There’s a lot of stupid that we could unpack here. I mean, how many Turkish battalions landed alongside American GIs at Omaha or Utah Beach? (And as an aside, Kurds did in fact fight on the side of the Allies in World War II, helping to stymie a pro-Nazi coup in Iraq then serving under British command in other theaters.) But then, the historical accuracy or inaccuracy of Trump’s justification is really beside the point.
What his comment shines a bright spotlight upon is his overarching tendency to view all relationships in purely transactional terms. The question isn’t what have you done for us before, or even lately, but what are you doing for us right now? The idea of loyalty to an ally is completely irrelevant in this calculus.
By Trump’s entirely self-serving logic, stabbing the Kurds in the back is the perfectly natural thing to do. When they were fighting for us on the frontlines in the war against ISIS, losing nearly 11,000 of their own people in the process, keeping Turkey at bay was the smart play. But now that Trump has declared the caliphate “100% defeated” we don’t need them anymore. So the Kurds are on their own.

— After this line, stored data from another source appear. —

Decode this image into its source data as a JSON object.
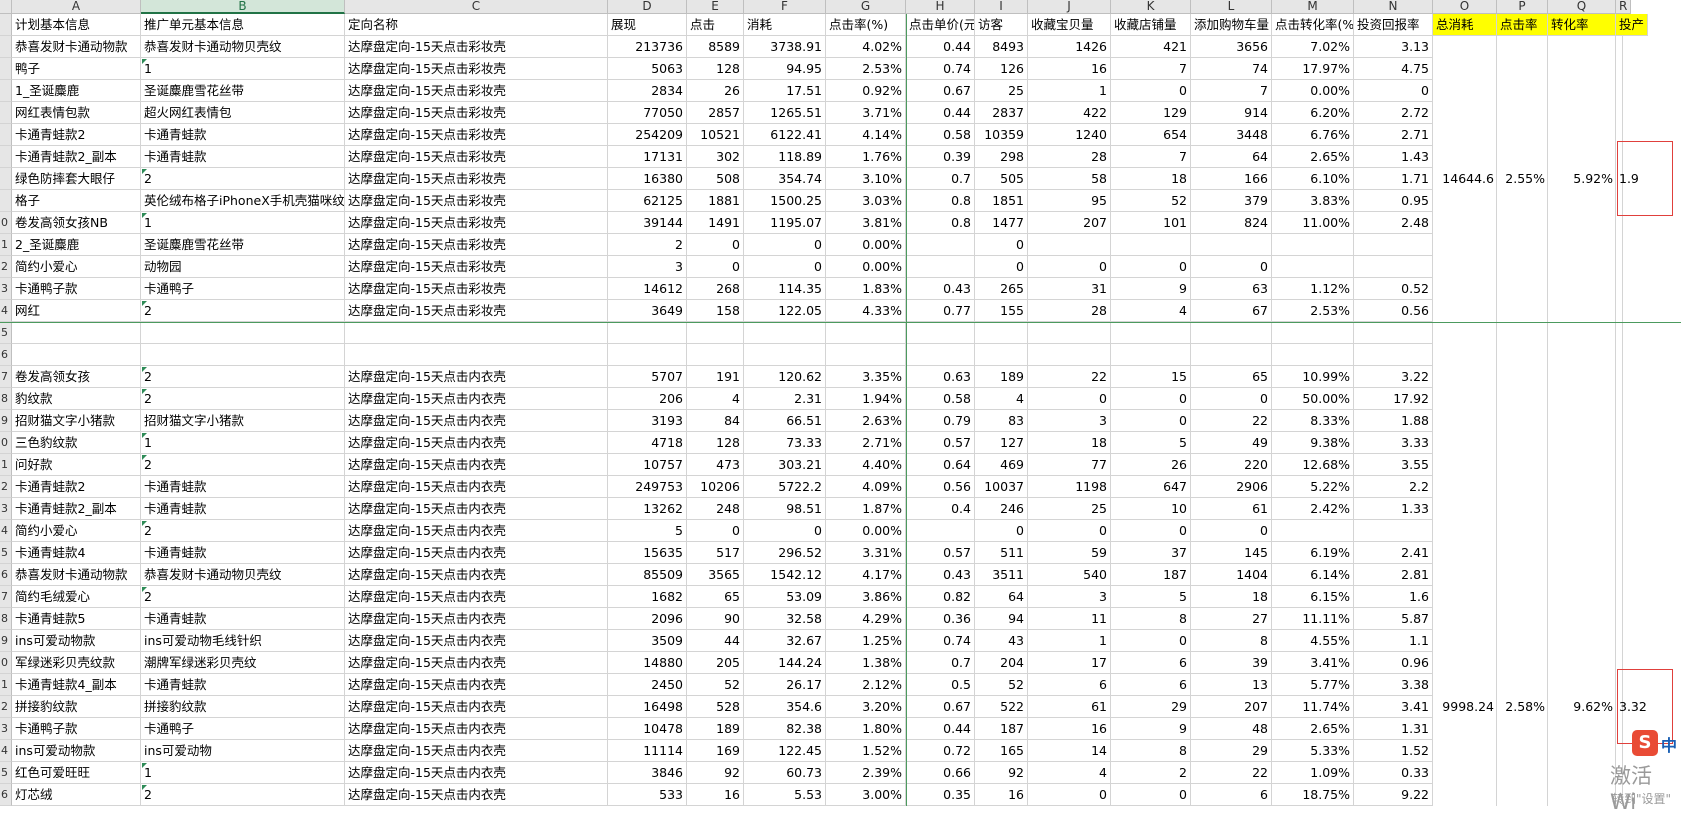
{
  "columns": [
    "A",
    "B",
    "C",
    "D",
    "E",
    "F",
    "G",
    "H",
    "I",
    "J",
    "K",
    "L",
    "M",
    "N",
    "O",
    "P",
    "Q",
    "R"
  ],
  "selected_column": "B",
  "header_row": [
    "计划基本信息",
    "推广单元基本信息",
    "定向名称",
    "展现",
    "点击",
    "消耗",
    "点击率(%)",
    "点击单价(元)",
    "访客",
    "收藏宝贝量",
    "收藏店铺量",
    "添加购物车量",
    "点击转化率(%)",
    "投资回报率",
    "总消耗",
    "点击率",
    "转化率",
    "投产"
  ],
  "rows": [
    {
      "n": "",
      "cells": [
        "恭喜发财卡通动物款",
        "恭喜发财卡通动物贝壳纹",
        "达摩盘定向-15天点击彩妆壳",
        "213736",
        "8589",
        "3738.91",
        "4.02%",
        "0.44",
        "8493",
        "1426",
        "421",
        "3656",
        "7.02%",
        "3.13"
      ]
    },
    {
      "n": "",
      "cells": [
        "鸭子",
        "1",
        "达摩盘定向-15天点击彩妆壳",
        "5063",
        "128",
        "94.95",
        "2.53%",
        "0.74",
        "126",
        "16",
        "7",
        "74",
        "17.97%",
        "4.75"
      ],
      "tri": true
    },
    {
      "n": "",
      "cells": [
        "1_圣诞麋鹿",
        "圣诞麋鹿雪花丝带",
        "达摩盘定向-15天点击彩妆壳",
        "2834",
        "26",
        "17.51",
        "0.92%",
        "0.67",
        "25",
        "1",
        "0",
        "7",
        "0.00%",
        "0"
      ]
    },
    {
      "n": "",
      "cells": [
        "网红表情包款",
        "超火网红表情包",
        "达摩盘定向-15天点击彩妆壳",
        "77050",
        "2857",
        "1265.51",
        "3.71%",
        "0.44",
        "2837",
        "422",
        "129",
        "914",
        "6.20%",
        "2.72"
      ]
    },
    {
      "n": "",
      "cells": [
        "卡通青蛙款2",
        "卡通青蛙款",
        "达摩盘定向-15天点击彩妆壳",
        "254209",
        "10521",
        "6122.41",
        "4.14%",
        "0.58",
        "10359",
        "1240",
        "654",
        "3448",
        "6.76%",
        "2.71"
      ]
    },
    {
      "n": "",
      "cells": [
        "卡通青蛙款2_副本",
        "卡通青蛙款",
        "达摩盘定向-15天点击彩妆壳",
        "17131",
        "302",
        "118.89",
        "1.76%",
        "0.39",
        "298",
        "28",
        "7",
        "64",
        "2.65%",
        "1.43"
      ]
    },
    {
      "n": "",
      "cells": [
        "绿色防摔套大眼仔",
        "2",
        "达摩盘定向-15天点击彩妆壳",
        "16380",
        "508",
        "354.74",
        "3.10%",
        "0.7",
        "505",
        "58",
        "18",
        "166",
        "6.10%",
        "1.71"
      ],
      "tri": true
    },
    {
      "n": "",
      "cells": [
        "格子",
        "英伦绒布格子iPhoneX手机壳猫咪纹",
        "达摩盘定向-15天点击彩妆壳",
        "62125",
        "1881",
        "1500.25",
        "3.03%",
        "0.8",
        "1851",
        "95",
        "52",
        "379",
        "3.83%",
        "0.95"
      ]
    },
    {
      "n": "0",
      "cells": [
        "卷发高领女孩NB",
        "1",
        "达摩盘定向-15天点击彩妆壳",
        "39144",
        "1491",
        "1195.07",
        "3.81%",
        "0.8",
        "1477",
        "207",
        "101",
        "824",
        "11.00%",
        "2.48"
      ],
      "tri": true
    },
    {
      "n": "1",
      "cells": [
        "2_圣诞麋鹿",
        "圣诞麋鹿雪花丝带",
        "达摩盘定向-15天点击彩妆壳",
        "2",
        "0",
        "0",
        "0.00%",
        "",
        "0",
        "",
        "",
        "",
        "",
        ""
      ]
    },
    {
      "n": "2",
      "cells": [
        "简约小爱心",
        "动物园",
        "达摩盘定向-15天点击彩妆壳",
        "3",
        "0",
        "0",
        "0.00%",
        "",
        "0",
        "0",
        "0",
        "0",
        "",
        ""
      ]
    },
    {
      "n": "3",
      "cells": [
        "卡通鸭子款",
        "卡通鸭子",
        "达摩盘定向-15天点击彩妆壳",
        "14612",
        "268",
        "114.35",
        "1.83%",
        "0.43",
        "265",
        "31",
        "9",
        "63",
        "1.12%",
        "0.52"
      ]
    },
    {
      "n": "4",
      "cells": [
        "网红",
        "2",
        "达摩盘定向-15天点击彩妆壳",
        "3649",
        "158",
        "122.05",
        "4.33%",
        "0.77",
        "155",
        "28",
        "4",
        "67",
        "2.53%",
        "0.56"
      ],
      "tri": true
    },
    {
      "n": "5",
      "cells": [
        "",
        "",
        "",
        "",
        "",
        "",
        "",
        "",
        "",
        "",
        "",
        "",
        "",
        ""
      ]
    },
    {
      "n": "6",
      "cells": [
        "",
        "",
        "",
        "",
        "",
        "",
        "",
        "",
        "",
        "",
        "",
        "",
        "",
        ""
      ]
    },
    {
      "n": "7",
      "cells": [
        "卷发高领女孩",
        "2",
        "达摩盘定向-15天点击内衣壳",
        "5707",
        "191",
        "120.62",
        "3.35%",
        "0.63",
        "189",
        "22",
        "15",
        "65",
        "10.99%",
        "3.22"
      ],
      "tri": true
    },
    {
      "n": "8",
      "cells": [
        "豹纹款",
        "2",
        "达摩盘定向-15天点击内衣壳",
        "206",
        "4",
        "2.31",
        "1.94%",
        "0.58",
        "4",
        "0",
        "0",
        "0",
        "50.00%",
        "17.92"
      ],
      "tri": true
    },
    {
      "n": "9",
      "cells": [
        "招财猫文字小猪款",
        "招财猫文字小猪款",
        "达摩盘定向-15天点击内衣壳",
        "3193",
        "84",
        "66.51",
        "2.63%",
        "0.79",
        "83",
        "3",
        "0",
        "22",
        "8.33%",
        "1.88"
      ]
    },
    {
      "n": "0",
      "cells": [
        "三色豹纹款",
        "1",
        "达摩盘定向-15天点击内衣壳",
        "4718",
        "128",
        "73.33",
        "2.71%",
        "0.57",
        "127",
        "18",
        "5",
        "49",
        "9.38%",
        "3.33"
      ],
      "tri": true
    },
    {
      "n": "1",
      "cells": [
        "问好款",
        "2",
        "达摩盘定向-15天点击内衣壳",
        "10757",
        "473",
        "303.21",
        "4.40%",
        "0.64",
        "469",
        "77",
        "26",
        "220",
        "12.68%",
        "3.55"
      ],
      "tri": true
    },
    {
      "n": "2",
      "cells": [
        "卡通青蛙款2",
        "卡通青蛙款",
        "达摩盘定向-15天点击内衣壳",
        "249753",
        "10206",
        "5722.2",
        "4.09%",
        "0.56",
        "10037",
        "1198",
        "647",
        "2906",
        "5.22%",
        "2.2"
      ]
    },
    {
      "n": "3",
      "cells": [
        "卡通青蛙款2_副本",
        "卡通青蛙款",
        "达摩盘定向-15天点击内衣壳",
        "13262",
        "248",
        "98.51",
        "1.87%",
        "0.4",
        "246",
        "25",
        "10",
        "61",
        "2.42%",
        "1.33"
      ]
    },
    {
      "n": "4",
      "cells": [
        "简约小爱心",
        "2",
        "达摩盘定向-15天点击内衣壳",
        "5",
        "0",
        "0",
        "0.00%",
        "",
        "0",
        "0",
        "0",
        "0",
        "",
        ""
      ],
      "tri": true
    },
    {
      "n": "5",
      "cells": [
        "卡通青蛙款4",
        "卡通青蛙款",
        "达摩盘定向-15天点击内衣壳",
        "15635",
        "517",
        "296.52",
        "3.31%",
        "0.57",
        "511",
        "59",
        "37",
        "145",
        "6.19%",
        "2.41"
      ]
    },
    {
      "n": "6",
      "cells": [
        "恭喜发财卡通动物款",
        "恭喜发财卡通动物贝壳纹",
        "达摩盘定向-15天点击内衣壳",
        "85509",
        "3565",
        "1542.12",
        "4.17%",
        "0.43",
        "3511",
        "540",
        "187",
        "1404",
        "6.14%",
        "2.81"
      ]
    },
    {
      "n": "7",
      "cells": [
        "简约毛绒爱心",
        "2",
        "达摩盘定向-15天点击内衣壳",
        "1682",
        "65",
        "53.09",
        "3.86%",
        "0.82",
        "64",
        "3",
        "5",
        "18",
        "6.15%",
        "1.6"
      ],
      "tri": true
    },
    {
      "n": "8",
      "cells": [
        "卡通青蛙款5",
        "卡通青蛙款",
        "达摩盘定向-15天点击内衣壳",
        "2096",
        "90",
        "32.58",
        "4.29%",
        "0.36",
        "94",
        "11",
        "8",
        "27",
        "11.11%",
        "5.87"
      ]
    },
    {
      "n": "9",
      "cells": [
        "ins可爱动物款",
        "ins可爱动物毛线针织",
        "达摩盘定向-15天点击内衣壳",
        "3509",
        "44",
        "32.67",
        "1.25%",
        "0.74",
        "43",
        "1",
        "0",
        "8",
        "4.55%",
        "1.1"
      ]
    },
    {
      "n": "0",
      "cells": [
        "军绿迷彩贝壳纹款",
        "潮牌军绿迷彩贝壳纹",
        "达摩盘定向-15天点击内衣壳",
        "14880",
        "205",
        "144.24",
        "1.38%",
        "0.7",
        "204",
        "17",
        "6",
        "39",
        "3.41%",
        "0.96"
      ]
    },
    {
      "n": "1",
      "cells": [
        "卡通青蛙款4_副本",
        "卡通青蛙款",
        "达摩盘定向-15天点击内衣壳",
        "2450",
        "52",
        "26.17",
        "2.12%",
        "0.5",
        "52",
        "6",
        "6",
        "13",
        "5.77%",
        "3.38"
      ]
    },
    {
      "n": "2",
      "cells": [
        "拼接豹纹款",
        "拼接豹纹款",
        "达摩盘定向-15天点击内衣壳",
        "16498",
        "528",
        "354.6",
        "3.20%",
        "0.67",
        "522",
        "61",
        "29",
        "207",
        "11.74%",
        "3.41"
      ]
    },
    {
      "n": "3",
      "cells": [
        "卡通鸭子款",
        "卡通鸭子",
        "达摩盘定向-15天点击内衣壳",
        "10478",
        "189",
        "82.38",
        "1.80%",
        "0.44",
        "187",
        "16",
        "9",
        "48",
        "2.65%",
        "1.31"
      ]
    },
    {
      "n": "4",
      "cells": [
        "ins可爱动物款",
        "ins可爱动物",
        "达摩盘定向-15天点击内衣壳",
        "11114",
        "169",
        "122.45",
        "1.52%",
        "0.72",
        "165",
        "14",
        "8",
        "29",
        "5.33%",
        "1.52"
      ]
    },
    {
      "n": "5",
      "cells": [
        "红色可爱旺旺",
        "1",
        "达摩盘定向-15天点击内衣壳",
        "3846",
        "92",
        "60.73",
        "2.39%",
        "0.66",
        "92",
        "4",
        "2",
        "22",
        "1.09%",
        "0.33"
      ],
      "tri": true
    },
    {
      "n": "6",
      "cells": [
        "灯芯绒",
        "2",
        "达摩盘定向-15天点击内衣壳",
        "533",
        "16",
        "5.53",
        "3.00%",
        "0.35",
        "16",
        "0",
        "0",
        "6",
        "18.75%",
        "9.22"
      ],
      "tri": true
    }
  ],
  "summary1": {
    "total_cost": "14644.6",
    "ctr": "2.55%",
    "cvr": "5.92%",
    "roi": "1.9"
  },
  "summary2": {
    "total_cost": "9998.24",
    "ctr": "2.58%",
    "cvr": "9.62%",
    "roi": "3.32"
  },
  "overlay": {
    "wps_badge": "S",
    "wps_lang": "中",
    "activate_title": "激活 Wi",
    "activate_sub": "转到\"设置\""
  },
  "colors": {
    "yellow_header": "#ffff00",
    "red_box": "#e0403c",
    "selection_green": "#217346"
  }
}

As Elliot Hanlon explains at Slate:
The Kurds were an ally worth defending when we had a common strategic interest in defeating ISIS, the argument goes, but now that the U.S. feels it has accomplished that, there’s not much use for the Kurds anymore.
Meanwhile, heavy fighting continues on this second day of the Turkish offensive against the Kurds in northern Syria. But it’s not that Trump bears the our one-time allies any ill will. Far from it:
“With all of that being said, we like the Kurds.”